Lin Mosei (林茂生 (Lín Màoshēng, Lîm Bō͘-seng); Katakana: リン モセイ; born 30 October 1887, disappeared 11 March 1947) was a Taiwanese academic and educator. He was the first Taiwanese person to receive a Doctor of Philosophy (Ph.D.) degree in the United States. He was also a calligrapher and a Christian.

Lin disappeared within days of the February 28 Incident in Taiwan in 1947; he is generally believed to have been killed as a part of Chinese Nationalist Party's crackdown after the island-wide civilian uprising.

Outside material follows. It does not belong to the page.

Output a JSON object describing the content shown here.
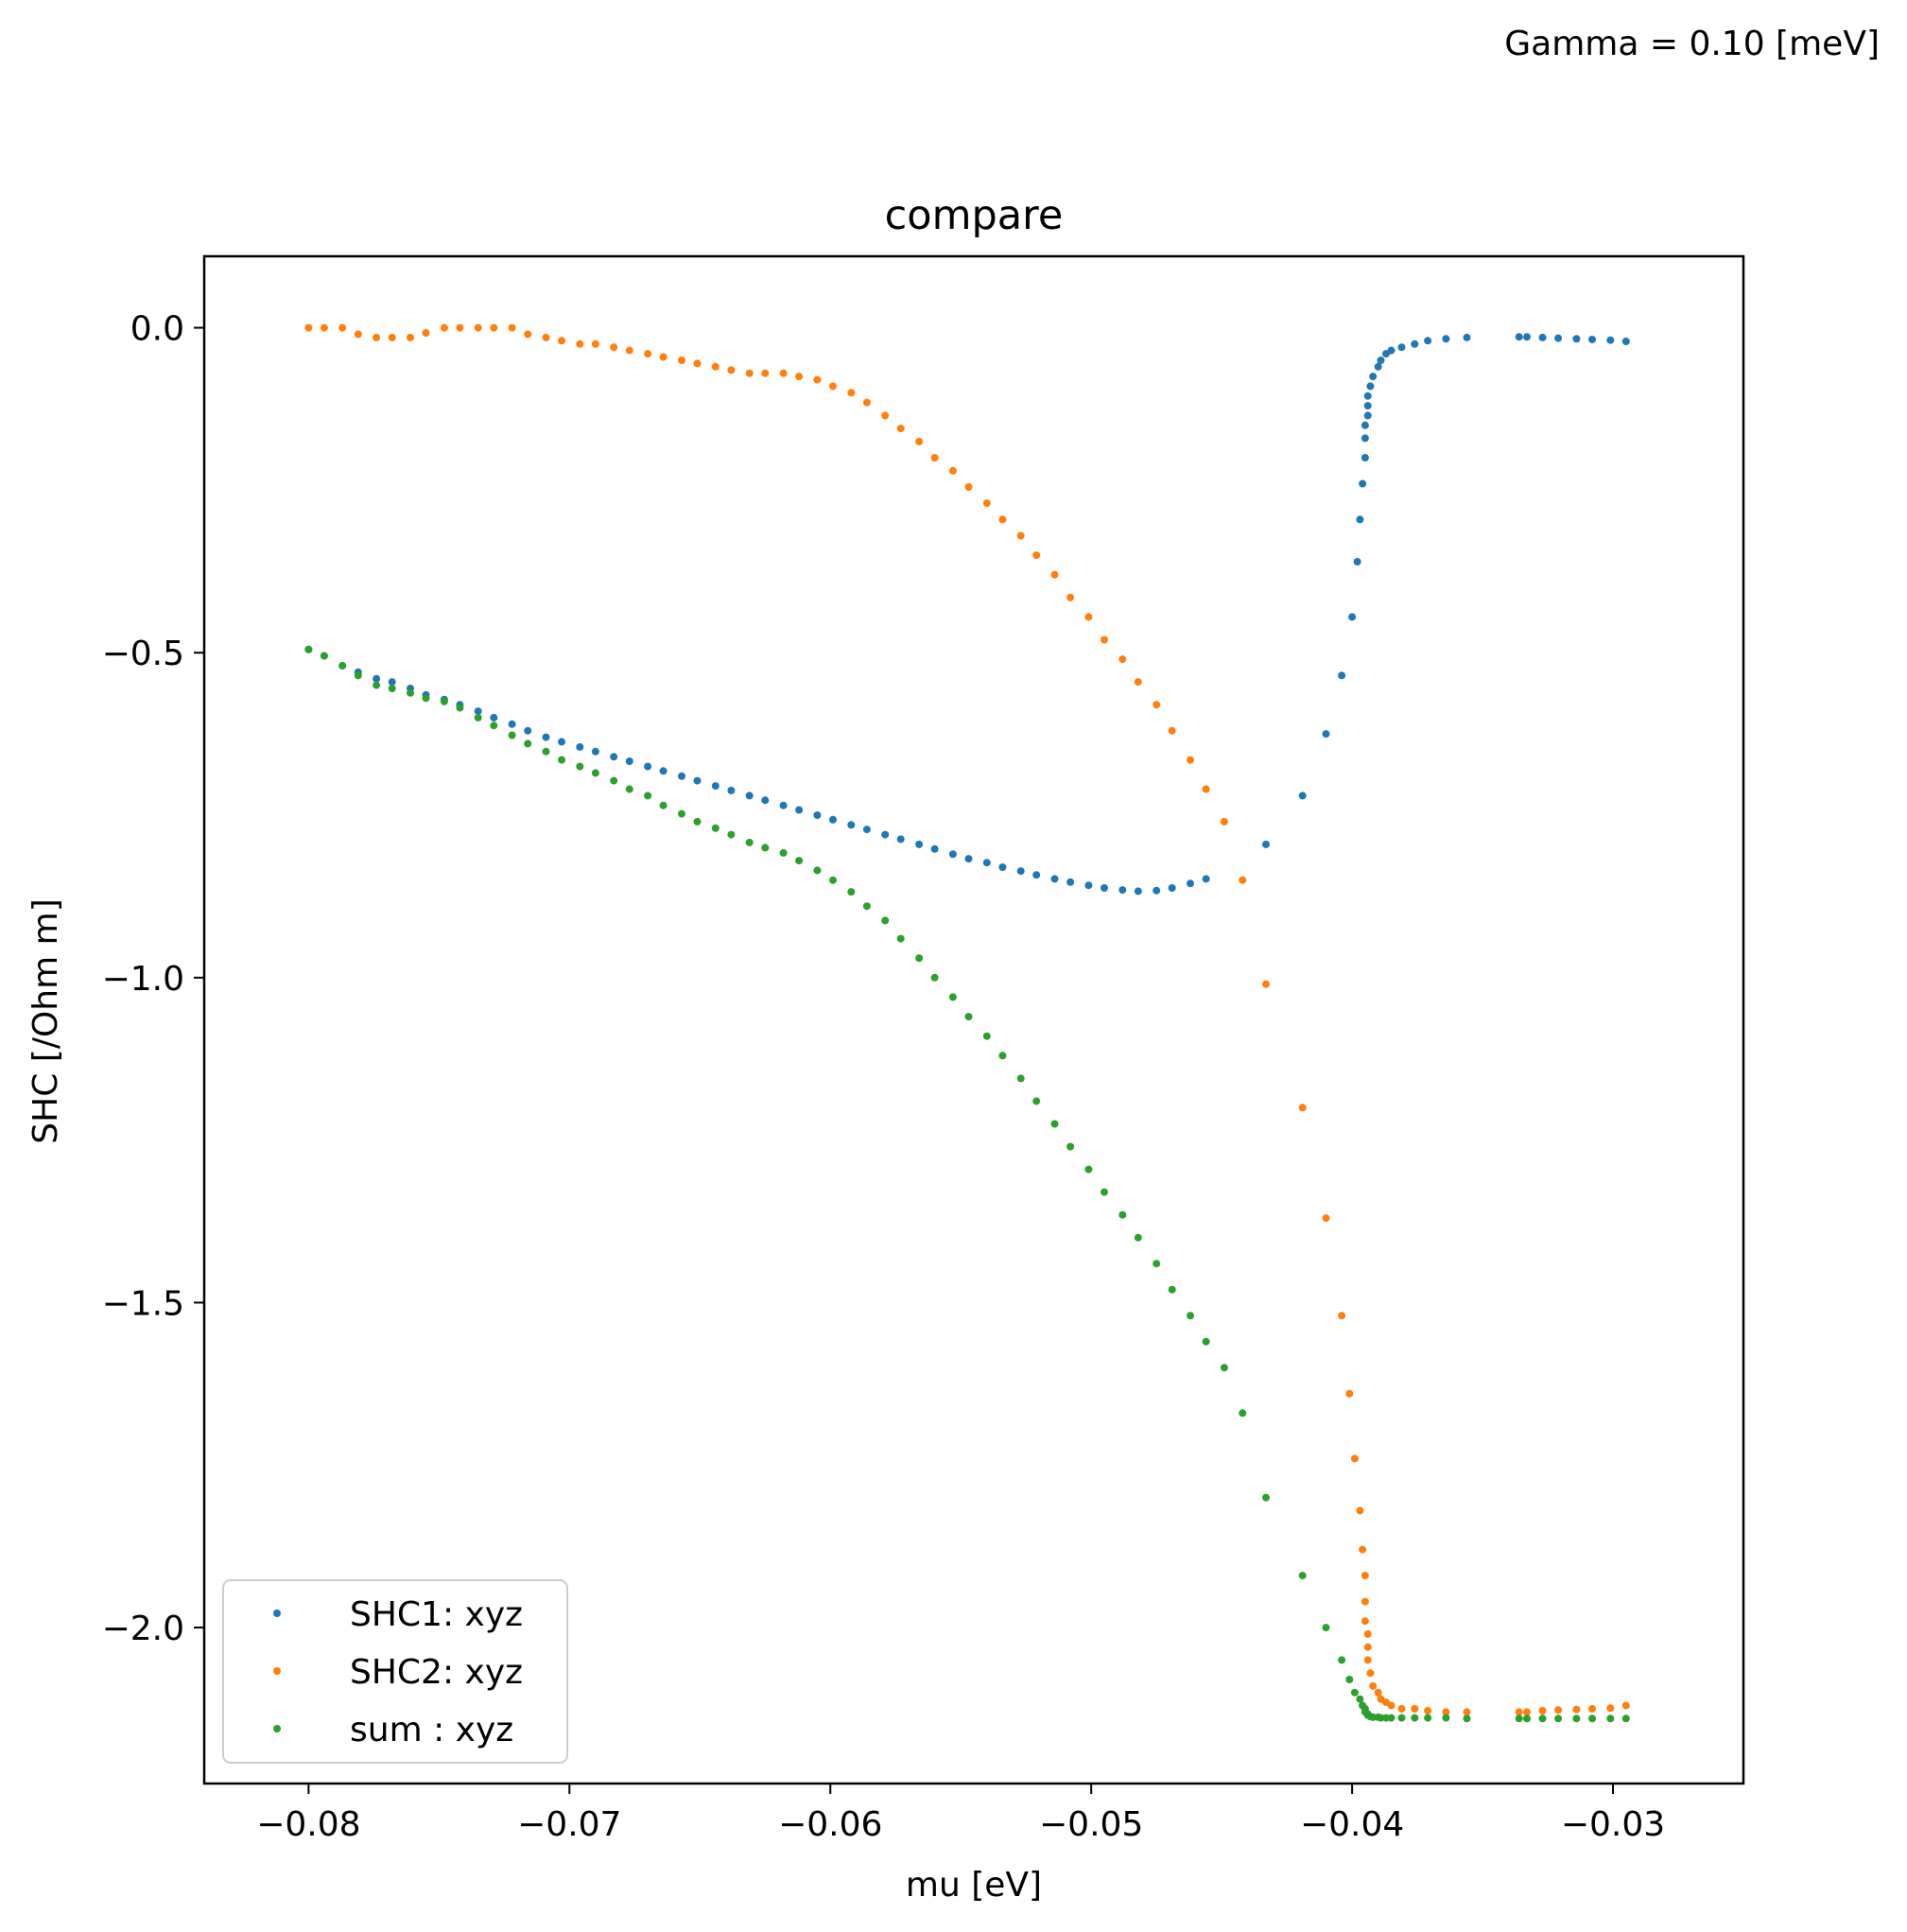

Lin's second son, Lin Tsung-yi, was an academic and educator in psychiatry.

== Life and career ==
Mosei was born on October 30, 1887, in Tainan Prefecture (now Tainan), Qing Taiwan, to a Presbyterian minister. In 1916, he earned a B.A. in philosophy from Tokyo Imperial University, becoming the first Taiwanese graduate of the institution. In 1928, he received an M.A. in literature from Columbia University in New York, where he studied under prominent scholars John Dewey and Paul Monroe. The following year, in 1929, he obtained his Ph.D. in education from Columbia. His doctoral dissertation, Public Education in Formosa Under the Japanese Administration: A Historical and Analytical Study of the Development and the Cultural Problems, was written in English and was not translated into Chinese until 2000. In 1945, he became the dean of arts at the National Taiwan University in Taipei. He disappeared on March 11, 1947, shortly after the February 28 incident.